The Tukey test output is usually a series of confidence intervals of the difference in means between the combinations of groups. If that confidence interval contains the value of zero, you will interpret that to mean the two group means you compared are not statistically different.
An industry example of Tukey’s
The manager of manufacturing wanted to determine whether the run speeds of his five machines were equal. He was advised to use an ANOVA to determine if there was any difference. The p-value from the ANOVA indicated the null hypothesis of no difference had to be rejected. He then used Tukey’s to determine which machines were different from each other.
Below you can see the results in table format and graphical format. In the graphical format, if the vertical line of zero falls within a paired comparison of two machines, then there is no statistically significant difference between the two machine speeds. The other confidence intervals will show the range of possible machine speed differences.

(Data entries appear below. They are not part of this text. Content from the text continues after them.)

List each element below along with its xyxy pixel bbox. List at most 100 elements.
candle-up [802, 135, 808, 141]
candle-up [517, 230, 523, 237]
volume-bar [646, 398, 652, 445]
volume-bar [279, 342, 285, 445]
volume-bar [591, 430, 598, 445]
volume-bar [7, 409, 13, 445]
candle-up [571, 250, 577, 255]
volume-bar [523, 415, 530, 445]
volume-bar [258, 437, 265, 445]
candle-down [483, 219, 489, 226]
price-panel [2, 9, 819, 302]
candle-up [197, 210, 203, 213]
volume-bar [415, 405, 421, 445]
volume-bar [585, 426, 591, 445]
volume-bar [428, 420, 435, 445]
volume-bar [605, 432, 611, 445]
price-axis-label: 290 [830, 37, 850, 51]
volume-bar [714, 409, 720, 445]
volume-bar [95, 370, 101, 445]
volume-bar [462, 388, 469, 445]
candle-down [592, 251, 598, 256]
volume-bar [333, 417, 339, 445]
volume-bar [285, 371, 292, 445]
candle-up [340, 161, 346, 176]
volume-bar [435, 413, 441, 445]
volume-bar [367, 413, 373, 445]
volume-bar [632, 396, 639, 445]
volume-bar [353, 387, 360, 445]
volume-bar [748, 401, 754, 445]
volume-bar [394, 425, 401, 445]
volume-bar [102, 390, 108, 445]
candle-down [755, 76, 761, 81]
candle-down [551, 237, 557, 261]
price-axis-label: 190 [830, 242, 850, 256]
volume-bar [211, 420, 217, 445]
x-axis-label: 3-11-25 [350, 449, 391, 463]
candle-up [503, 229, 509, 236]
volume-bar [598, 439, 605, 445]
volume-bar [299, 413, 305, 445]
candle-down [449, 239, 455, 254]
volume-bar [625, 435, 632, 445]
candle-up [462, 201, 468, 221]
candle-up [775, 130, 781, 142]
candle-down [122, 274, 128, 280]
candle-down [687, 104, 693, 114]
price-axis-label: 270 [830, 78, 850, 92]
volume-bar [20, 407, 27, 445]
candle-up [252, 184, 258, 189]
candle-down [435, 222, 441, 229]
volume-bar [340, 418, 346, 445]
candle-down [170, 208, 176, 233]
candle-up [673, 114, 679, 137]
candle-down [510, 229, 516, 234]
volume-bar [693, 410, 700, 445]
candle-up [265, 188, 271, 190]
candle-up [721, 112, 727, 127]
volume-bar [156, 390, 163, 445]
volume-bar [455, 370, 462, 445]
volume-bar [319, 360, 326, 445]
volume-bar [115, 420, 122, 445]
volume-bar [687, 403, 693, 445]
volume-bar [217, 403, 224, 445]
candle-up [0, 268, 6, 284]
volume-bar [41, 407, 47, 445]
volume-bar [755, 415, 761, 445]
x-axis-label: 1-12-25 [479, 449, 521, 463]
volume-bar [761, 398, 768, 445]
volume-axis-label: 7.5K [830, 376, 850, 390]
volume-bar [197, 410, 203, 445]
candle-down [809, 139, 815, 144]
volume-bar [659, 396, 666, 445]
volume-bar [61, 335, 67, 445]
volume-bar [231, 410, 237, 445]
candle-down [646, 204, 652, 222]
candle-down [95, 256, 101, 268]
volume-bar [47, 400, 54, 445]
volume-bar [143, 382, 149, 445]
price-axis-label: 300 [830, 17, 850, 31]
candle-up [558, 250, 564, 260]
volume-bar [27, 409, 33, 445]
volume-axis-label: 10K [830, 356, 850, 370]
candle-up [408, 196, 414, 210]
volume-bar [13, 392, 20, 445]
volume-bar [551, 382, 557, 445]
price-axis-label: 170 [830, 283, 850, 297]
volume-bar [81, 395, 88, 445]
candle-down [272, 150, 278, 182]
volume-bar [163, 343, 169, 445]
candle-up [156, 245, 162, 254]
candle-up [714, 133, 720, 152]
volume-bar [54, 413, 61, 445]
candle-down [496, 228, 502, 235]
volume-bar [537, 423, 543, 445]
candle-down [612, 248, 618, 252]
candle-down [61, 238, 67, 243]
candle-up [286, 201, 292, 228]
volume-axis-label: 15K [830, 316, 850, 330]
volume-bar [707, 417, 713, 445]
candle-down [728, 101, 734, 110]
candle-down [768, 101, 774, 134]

Frequently Asked Questions (FAQ) about Tukey’s
What is Tukey’s used for?
Tukey’s is one of several post hoc tests when your ANOVA test indicates there is a statistically significant difference in population means of several groups of data you are analyzing. Tukey’s identifies which means are different from the others.
What do the confidence intervals in Tukey’s mean?
Tukey’s will calculate the confidence interval by doing a pairwise comparison of all the group means. The confidence interval (commonly 95%) shows the range of possible values for the difference between two group means. If the confidence interval contains zero, you can comfortably conclude the difference in means between the two groups is zero.